Kelly’s offensive vision helped sell Casey on joining the Eagles, who were fresh off a 4-12 record and consecutive seasons outside the playoffs. But after participating in just a few spring practices, Casey spent the rest of the time on the sideline, often riding an exercise bike while his teammates practiced.
“I don’t think for me it set me back at all,” Casey said. “If anything, I look at the positives of it. Even though I had the surgery, I wasn’t out there practicing a lot so I’m healthy right now and I feel great and this is when it really counts, in training camp.
“You can have the great OTAs and do the best you want, but you’re not putting pads on and you’re not out there and actually playing. That’s when it’s important. I was still there learning all the plays, out there [at practice] every day, watching film every day and learning the offense.
“So I was still around and I had got quite a bit of plays in in minicamps and OTAs. I’m prepared and I get an extra couple days now, too, with the rookies to get some plays in. So I’ll be prepared when the first day [of full-squad practice] comes.”

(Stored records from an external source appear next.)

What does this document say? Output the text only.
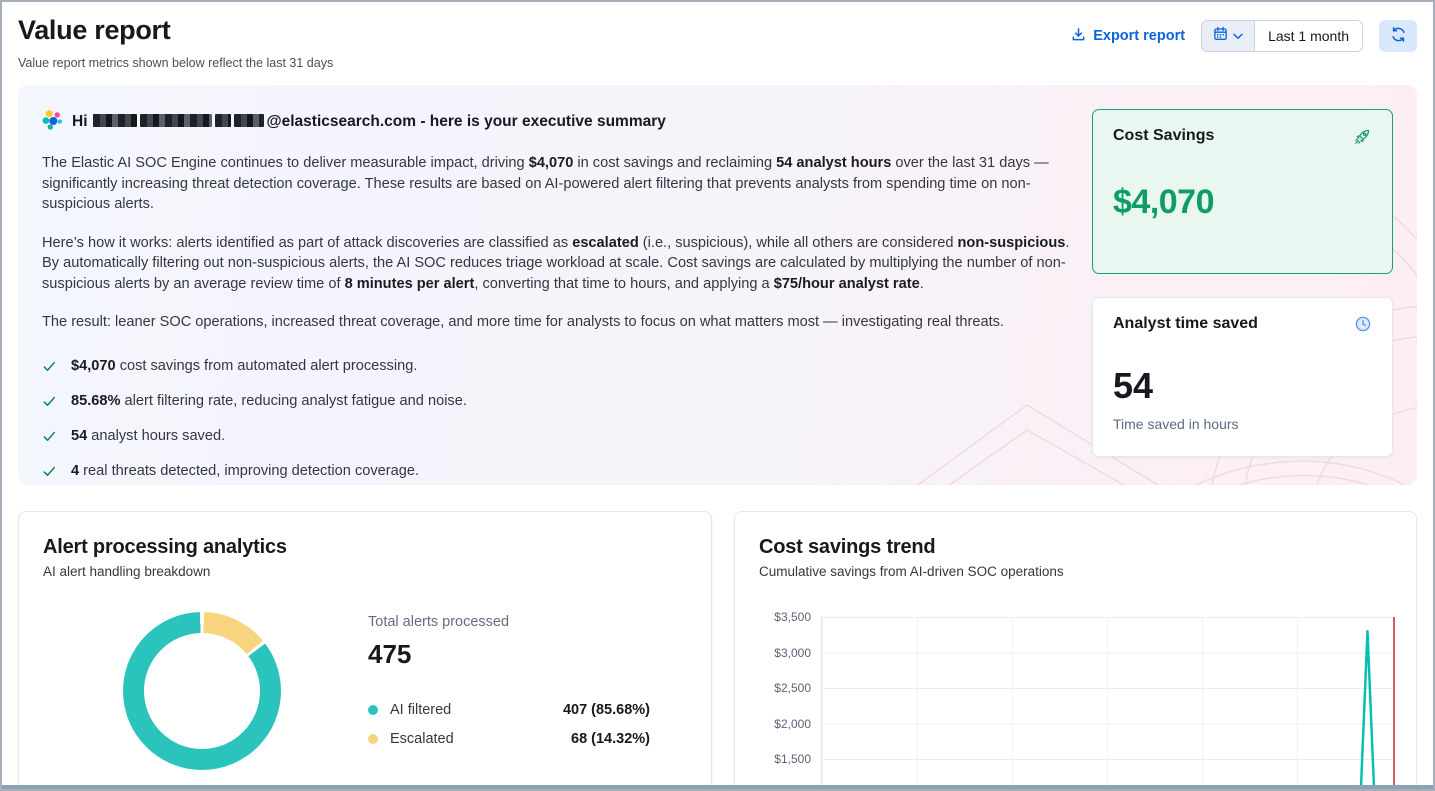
Value report
Value report metrics shown below reflect the last 31 days
Export report	Last 1 month
Hi	@elasticsearch.com - here is your executive summary

The Elastic AI SOC Engine continues to deliver measurable impact, driving $4,070 in cost savings and reclaiming 54 analyst hours over the last 31 days — significantly increasing threat detection coverage. These results are based on AI-powered alert filtering that prevents analysts from spending time on non-suspicious alerts.

Here’s how it works: alerts identified as part of attack discoveries are classified as escalated (i.e., suspicious), while all others are considered non-suspicious. By automatically filtering out non-suspicious alerts, the AI SOC reduces triage workload at scale. Cost savings are calculated by multiplying the number of non-suspicious alerts by an average review time of 8 minutes per alert, converting that time to hours, and applying a $75/hour analyst rate.

The result: leaner SOC operations, increased threat coverage, and more time for analysts to focus on what matters most — investigating real threats.

$4,070 cost savings from automated alert processing.
85.68% alert filtering rate, reducing analyst fatigue and noise.
54 analyst hours saved.
4 real threats detected, improving detection coverage.
Cost Savings
$4,070
Analyst time saved
54
Time saved in hours
Alert processing analytics
AI alert handling breakdown
Total alerts processed
475
AI filtered	407 (85.68%)
Escalated	68 (14.32%)
Cost savings trend
Cumulative savings from AI-driven SOC operations
$3,500
$3,000
$2,500
$2,000
$1,500
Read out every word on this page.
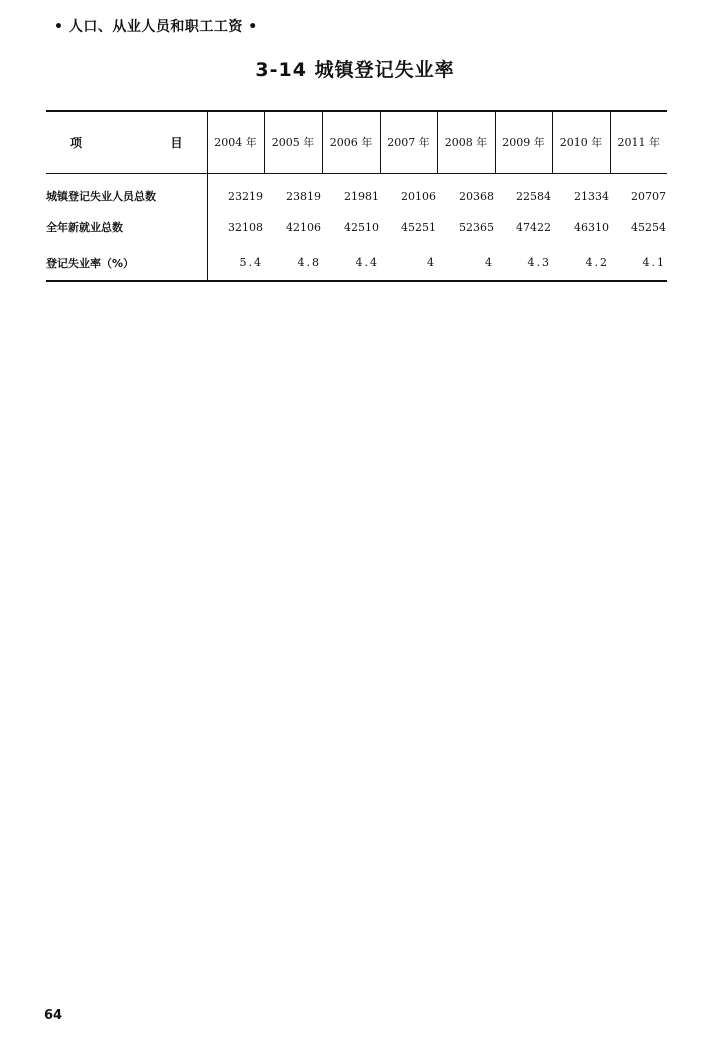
• 人口、从业人员和职工工资 •
3-14 城镇登记失业率
项 目	2004 年	2005 年	2006 年	2007 年	2008 年	2009 年	2010 年	2011 年
城镇登记失业人员总数	23219	23819	21981	20106	20368	22584	21334	20707
全年新就业总数	32108	42106	42510	45251	52365	47422	46310	45254
登记失业率（%）	5.4	4.8	4.4	4	4	4.3	4.2	4.1
64
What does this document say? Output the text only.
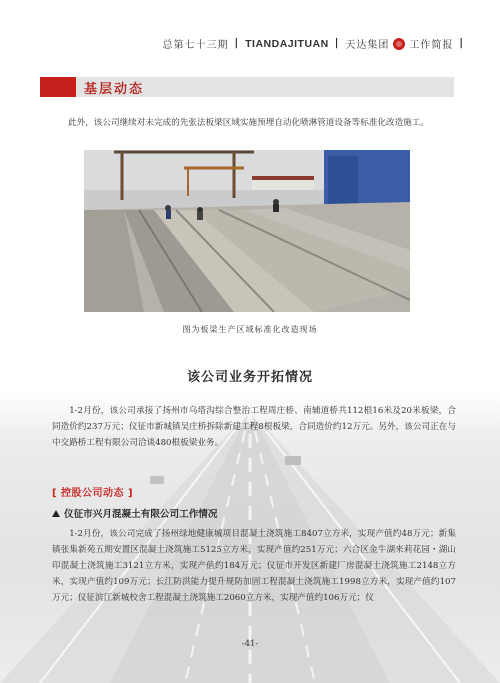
总第七十三期 | TIANDAJITUAN | 天达集团 工作简报 |
基层动态
此外，该公司继续对未完成的先张法板梁区域实施预埋自动化喷淋管道设备等标准化改造施工。
图为板梁生产区域标准化改造现场
该公司业务开拓情况
1-2月份，该公司承接了扬州市乌塔沟综合整治工程周庄桥、南辅道桥共112根16米及20米板梁，合同造价约237万元；仪征市新城镇吴庄桥拆除新建工程8根板梁，合同造价约12万元。另外，该公司正在与中交路桥工程有限公司洽谈480根板梁业务。
[ 控股公司动态 ]
仪征市兴月混凝土有限公司工作情况
1-2月份，该公司完成了扬州绿地健康城项目混凝土浇筑施工8407立方米，实现产值约48万元；新集镇张集新苑五期安置区混凝土浇筑施工5125立方米，实现产值约251万元；六合区金牛湖来莉花园・湖山印混凝土浇筑施工3121立方米，实现产值约184万元；仪征市开发区新建厂房混凝土浇筑施工2148立方米，实现产值约109万元；长江防洪能力提升规防加固工程混凝土浇筑施工1998立方米，实现产值约107万元；仪征滨江新城校舍工程混凝土浇筑施工2060立方米，实现产值约106万元；仪
-41-
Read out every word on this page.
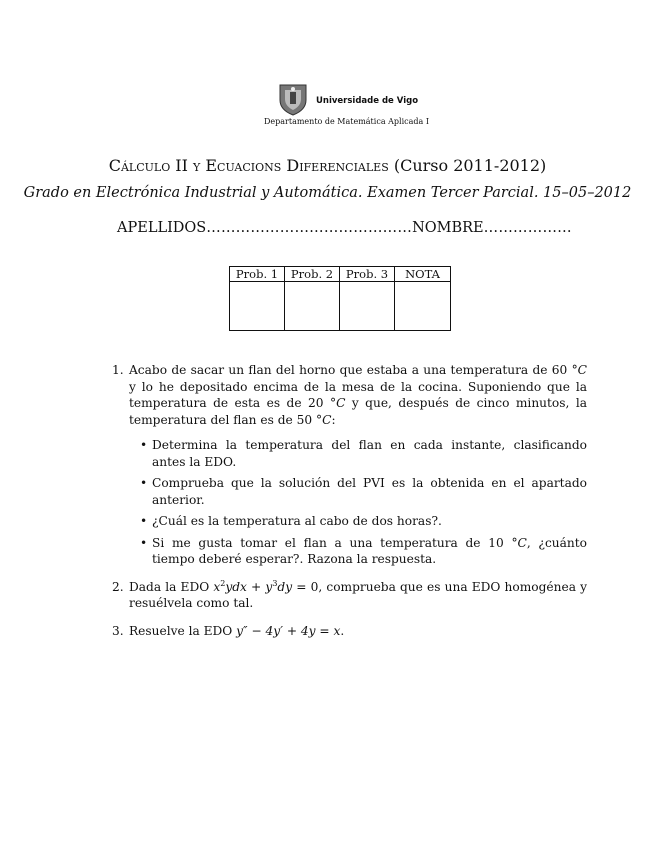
Universidade de Vigo
Departamento de Matemática Aplicada I
Cálculo II y Ecuacions Diferenciales (Curso 2011-2012)
Grado en Electrónica Industrial y Automática. Examen Tercer Parcial. 15–05–2012
APELLIDOS……………………………………NOMBRE………………
Prob. 1	Prob. 2	Prob. 3	NOTA

1. Acabo de sacar un flan del horno que estaba a una temperatura de 60 °C y lo he depositado encima de la mesa de la cocina. Suponiendo que la temperatura de esta es de 20 °C y que, después de cinco minutos, la temperatura del flan es de 50 °C:
• Determina la temperatura del flan en cada instante, clasificando antes la EDO.
• Comprueba que la solución del PVI es la obtenida en el apartado anterior.
• ¿Cuál es la temperatura al cabo de dos horas?.
• Si me gusta tomar el flan a una temperatura de 10 °C, ¿cuánto tiempo deberé esperar?. Razona la respuesta.
2. Dada la EDO $x^2ydx + y^3dy = 0$, comprueba que es una EDO homogénea y resuélvela como tal.
3. Resuelve la EDO y″ − 4y′ + 4y = x.
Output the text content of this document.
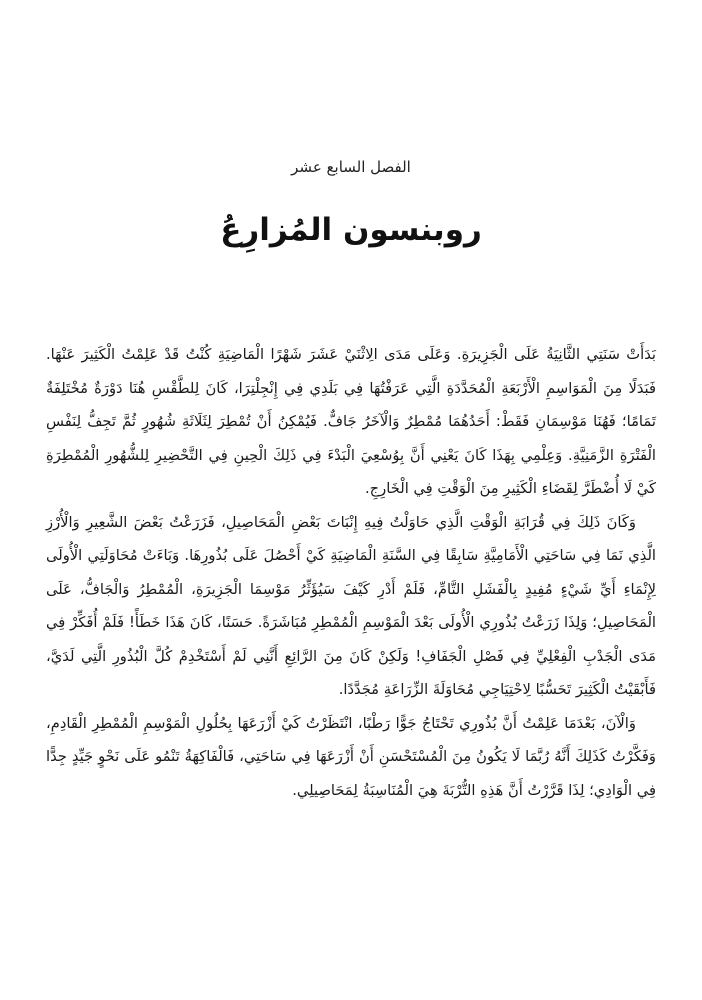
الفصل السابع عشر
روبنسون المُزارِعُ

بَدَأَتْ سَنَتِي الثَّانِيَةُ عَلَى الْجَزِيرَةِ. وَعَلَى مَدَى الِاثْنَيْ عَشَرَ شَهْرًا الْمَاضِيَةِ كُنْتُ قَدْ عَلِمْتُ الْكَثِيرَ عَنْهَا. فَبَدَلًا مِنَ الْمَوَاسِمِ الْأَرْبَعَةِ الْمُحَدَّدَةِ الَّتِي عَرَفْتُهَا فِي بَلَدِي فِي إِنْجِلْتِرَا، كَانَ لِلطَّقْسِ هُنَا دَوْرَةٌ مُخْتَلِفَةٌ تَمَامًا؛ فَهُنَا مَوْسِمَانِ فَقَطْ: أَحَدُهُمَا مُمْطِرٌ وَالْآخَرُ جَافٌّ. فَيُمْكِنُ أَنْ تُمْطِرَ لِثَلَاثَةِ شُهُورٍ ثُمَّ تَجِفُّ لِنَفْسِ الْفَتْرَةِ الزَّمَنِيَّةِ. وَعِلْمِي بِهَذَا كَانَ يَعْنِي أَنَّ بِوُسْعِيَ الْبَدْءَ فِي ذَلِكَ الْحِينِ فِي التَّحْضِيرِ لِلشُّهُورِ الْمُمْطِرَةِ كَيْ لَا أُضْطَرَّ لِقَضَاءِ الْكَثِيرِ مِنَ الْوَقْتِ فِي الْخَارِجِ.

وَكَانَ ذَلِكَ فِي قُرَابَةِ الْوَقْتِ الَّذِي حَاوَلْتُ فِيهِ إِنْبَاتَ بَعْضِ الْمَحَاصِيلِ، فَزَرَعْتُ بَعْضَ الشَّعِيرِ وَالْأُرْزِ الَّذِي نَمَا فِي سَاحَتِي الْأَمَامِيَّةِ سَابِقًا فِي السَّنَةِ الْمَاضِيَةِ كَيْ أَحْصُلَ عَلَى بُذُورِهَا. وَبَاءَتْ مُحَاوَلَتِي الْأُولَى لِإِنْمَاءِ أَيِّ شَيْءٍ مُفِيدٍ بِالْفَشَلِ التَّامِّ، فَلَمْ أَدْرِ كَيْفَ سَيُؤَثِّرُ مَوْسِمَا الْجَزِيرَةِ، الْمُمْطِرُ وَالْجَافُّ، عَلَى الْمَحَاصِيلِ؛ وَلِذَا زَرَعْتُ بُذُورِي الْأُولَى بَعْدَ الْمَوْسِمِ الْمُمْطِرِ مُبَاشَرَةً. حَسَنًا، كَانَ هَذَا خَطَأً! فَلَمْ أُفَكِّرْ فِي مَدَى الْجَدْبِ الْفِعْلِيِّ فِي فَصْلِ الْجَفَافِ! وَلَكِنْ كَانَ مِنَ الرَّائِعِ أَنَّنِي لَمْ أَسْتَخْدِمْ كُلَّ الْبُذُورِ الَّتِي لَدَيَّ، فَأَبْقَيْتُ الْكَثِيرَ تَحَسُّبًا لِاحْتِيَاجِي مُحَاوَلَةَ الزِّرَاعَةِ مُجَدَّدًا.

وَالْآنَ، بَعْدَمَا عَلِمْتُ أَنَّ بُذُورِي تَحْتَاجُ جَوًّا رَطْبًا، انْتَظَرْتُ كَيْ أَزْرَعَهَا بِحُلُولِ الْمَوْسِمِ الْمُمْطِرِ الْقَادِمِ، وَفَكَّرْتُ كَذَلِكَ أَنَّهُ رُبَّمَا لَا يَكُونُ مِنَ الْمُسْتَحْسَنِ أَنْ أَزْرَعَهَا فِي سَاحَتِي، فَالْفَاكِهَةُ تَنْمُو عَلَى نَحْوٍ جَيِّدٍ جِدًّا فِي الْوَادِي؛ لِذَا قَرَّرْتُ أَنَّ هَذِهِ التُّرْبَةَ هِيَ الْمُنَاسِبَةُ لِمَحَاصِيلِي.
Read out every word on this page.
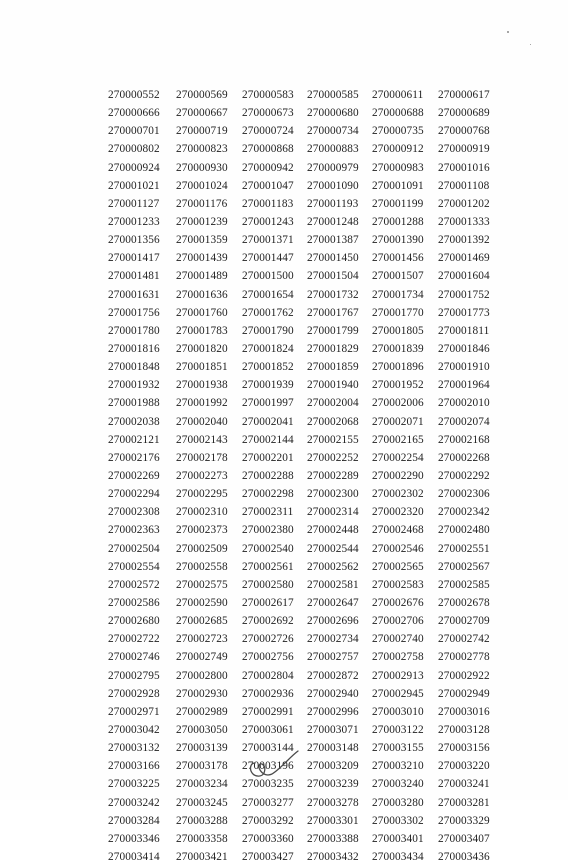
270000552	270000569	270000583	270000585	270000611	270000617
270000666	270000667	270000673	270000680	270000688	270000689
270000701	270000719	270000724	270000734	270000735	270000768
270000802	270000823	270000868	270000883	270000912	270000919
270000924	270000930	270000942	270000979	270000983	270001016
270001021	270001024	270001047	270001090	270001091	270001108
270001127	270001176	270001183	270001193	270001199	270001202
270001233	270001239	270001243	270001248	270001288	270001333
270001356	270001359	270001371	270001387	270001390	270001392
270001417	270001439	270001447	270001450	270001456	270001469
270001481	270001489	270001500	270001504	270001507	270001604
270001631	270001636	270001654	270001732	270001734	270001752
270001756	270001760	270001762	270001767	270001770	270001773
270001780	270001783	270001790	270001799	270001805	270001811
270001816	270001820	270001824	270001829	270001839	270001846
270001848	270001851	270001852	270001859	270001896	270001910
270001932	270001938	270001939	270001940	270001952	270001964
270001988	270001992	270001997	270002004	270002006	270002010
270002038	270002040	270002041	270002068	270002071	270002074
270002121	270002143	270002144	270002155	270002165	270002168
270002176	270002178	270002201	270002252	270002254	270002268
270002269	270002273	270002288	270002289	270002290	270002292
270002294	270002295	270002298	270002300	270002302	270002306
270002308	270002310	270002311	270002314	270002320	270002342
270002363	270002373	270002380	270002448	270002468	270002480
270002504	270002509	270002540	270002544	270002546	270002551
270002554	270002558	270002561	270002562	270002565	270002567
270002572	270002575	270002580	270002581	270002583	270002585
270002586	270002590	270002617	270002647	270002676	270002678
270002680	270002685	270002692	270002696	270002706	270002709
270002722	270002723	270002726	270002734	270002740	270002742
270002746	270002749	270002756	270002757	270002758	270002778
270002795	270002800	270002804	270002872	270002913	270002922
270002928	270002930	270002936	270002940	270002945	270002949
270002971	270002989	270002991	270002996	270003010	270003016
270003042	270003050	270003061	270003071	270003122	270003128
270003132	270003139	270003144	270003148	270003155	270003156
270003166	270003178	270003196	270003209	270003210	270003220
270003225	270003234	270003235	270003239	270003240	270003241
270003242	270003245	270003277	270003278	270003280	270003281
270003284	270003288	270003292	270003301	270003302	270003329
270003346	270003358	270003360	270003388	270003401	270003407
270003414	270003421	270003427	270003432	270003434	270003436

Casey was the second-oldest player behind 33-year-old Michael Vick to check in Monday and have his physical. He said his right knee has been scoped about four times, twice in high school and once with the Texans, but insisted that all four procedures were minor and unrelated.
Medically, Casey has been cleared for all practices and said his knee is 100 percent. The fewest games he played in four years with Houston was 14, which seems to validate his claim that his knee isn’t damaged or problematic.
“I’m full go,” he said. “I can do whatever. I have no restrictions. I’m going to be out there every day, working out the same I’ve always done.”
Although he spent the first years of his career in Houston, a city well known for both extreme heat and smothering humidity, Casey said he’s been training outside in the Philadelphia heat lately to prepare for Kelly’s inaugural camp.
“I know it’s going to be a lot of work,” he said. “I know we’re going to be running a lot of fast-paced stuff. I’m prepared for that. I’ve been training out in the heat. Philadelphia has been extremely hot these last few weeks. I’ve been training outside in the heat, getting used to it. It’s going to be hard.”